Reggie Fils-Aimé used a lecture at the NYU Game Center to turn a career warning into a clear hiring test: look hard at how a company treats layoffs, because repeated mass cuts are a signal. For developers entering a market where job security can disappear overnight, that advice carries extra force when it comes from a former Nintendo of America president and from a company whose reputation has long rested on continuity, not churn.
That contrast is part of why the comments resonated across Nintendo’s workforce and applicant pool. Nintendo’s careers pages still lean into long-term team building, with open roles across Nintendo of America, Nintendo Technology Development, Nintendo Software Technology, Retro Studios, Next Level Games and Shiver Entertainment, spanning offices and studios in Redmond, Vancouver, Austin and Miami. The company’s CSR philosophy also says its stakeholders include consumers, employees, shareholders and investors, along with the global environment, a framing that places labor alongside business performance rather than treating it as expendable.

The numbers back up Nintendo’s stability pitch. For fiscal 2024-25, the company reported a 1.9% turnover rate in Japan and 5.1% at Nintendo of America, while average tenure in Japan stood at 14.4 years for the year ended March 31, 2025. Nintendo has continued to track retention, new hires and length of service in detail, a sign that long-term staffing remains part of the company’s identity. For workers in design, QA, localization and production, that matters because these jobs depend on institutional memory, cross-functional coordination and the kind of franchise stewardship that takes years, not quarters, to build.

Still, Nintendo’s record is not the same thing as immunity from restructuring. In March 2024, Nintendo of America reorganized product testing functions, ending some contractor assignments while creating new full-time positions.

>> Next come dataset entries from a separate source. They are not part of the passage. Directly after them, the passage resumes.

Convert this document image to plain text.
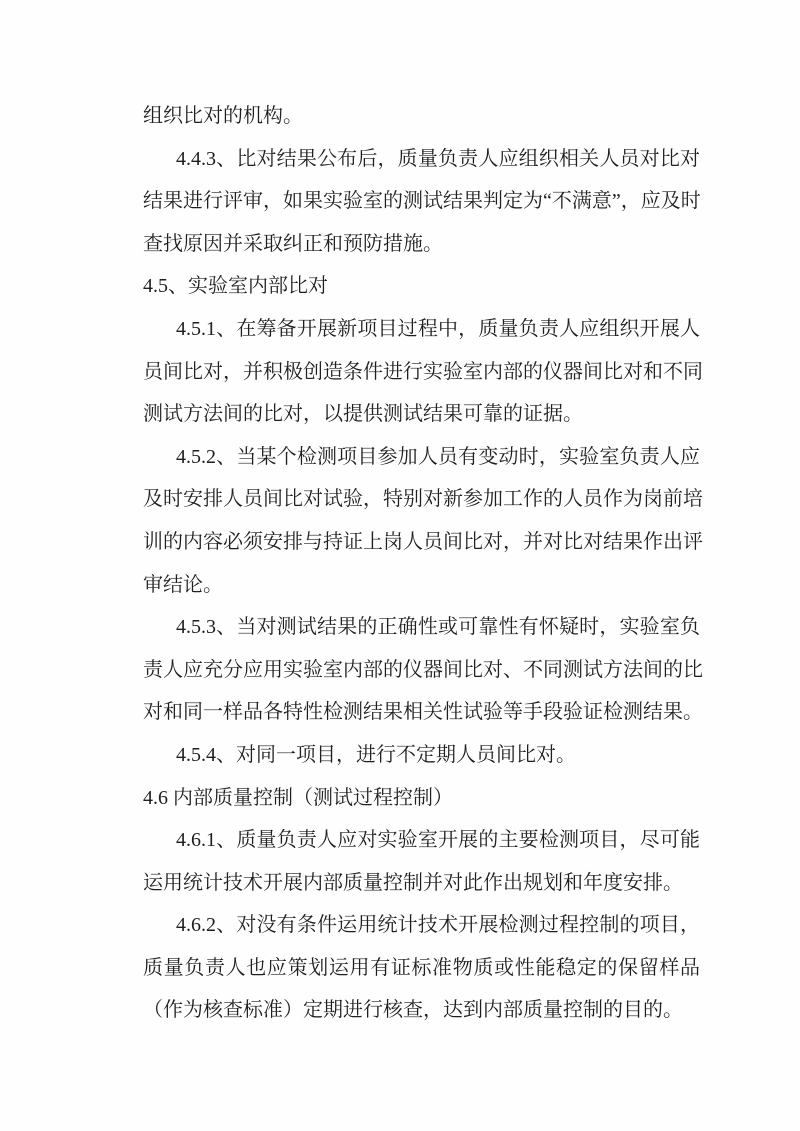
组织比对的机构。
4.4.3、比对结果公布后，质量负责人应组织相关人员对比对
结果进行评审，如果实验室的测试结果判定为“不满意”，应及时
查找原因并采取纠正和预防措施。
4.5、实验室内部比对
4.5.1、在筹备开展新项目过程中，质量负责人应组织开展人
员间比对，并积极创造条件进行实验室内部的仪器间比对和不同
测试方法间的比对，以提供测试结果可靠的证据。
4.5.2、当某个检测项目参加人员有变动时，实验室负责人应
及时安排人员间比对试验，特别对新参加工作的人员作为岗前培
训的内容必须安排与持证上岗人员间比对，并对比对结果作出评
审结论。
4.5.3、当对测试结果的正确性或可靠性有怀疑时，实验室负
责人应充分应用实验室内部的仪器间比对、不同测试方法间的比
对和同一样品各特性检测结果相关性试验等手段验证检测结果。
4.5.4、对同一项目，进行不定期人员间比对。
4.6 内部质量控制（测试过程控制）
4.6.1、质量负责人应对实验室开展的主要检测项目，尽可能
运用统计技术开展内部质量控制并对此作出规划和年度安排。
4.6.2、对没有条件运用统计技术开展检测过程控制的项目，
质量负责人也应策划运用有证标准物质或性能稳定的保留样品
（作为核查标准）定期进行核查，达到内部质量控制的目的。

More than 100 contractors were affected, and some testers with more than 10 years of experience were among those let go. That mix of downsizing and conversion to full-time work shows the real issue for job seekers: stability is a pattern, not a guarantee, and it can still come with painful exceptions.


That is why Reggie Fils-Aimé’s warning lands less like nostalgia and more like a market filter. In an industry where Sony Interactive Entertainment announced about 900 layoffs, or roughly 8% of its global workforce, Nintendo’s comparatively steady staffing and slower-moving culture now function as a signal as much as a perk. Developers are not just weighing salaries or famous franchises anymore. They are judging whether a studio builds teams to last, or hires only until the next industry downturn.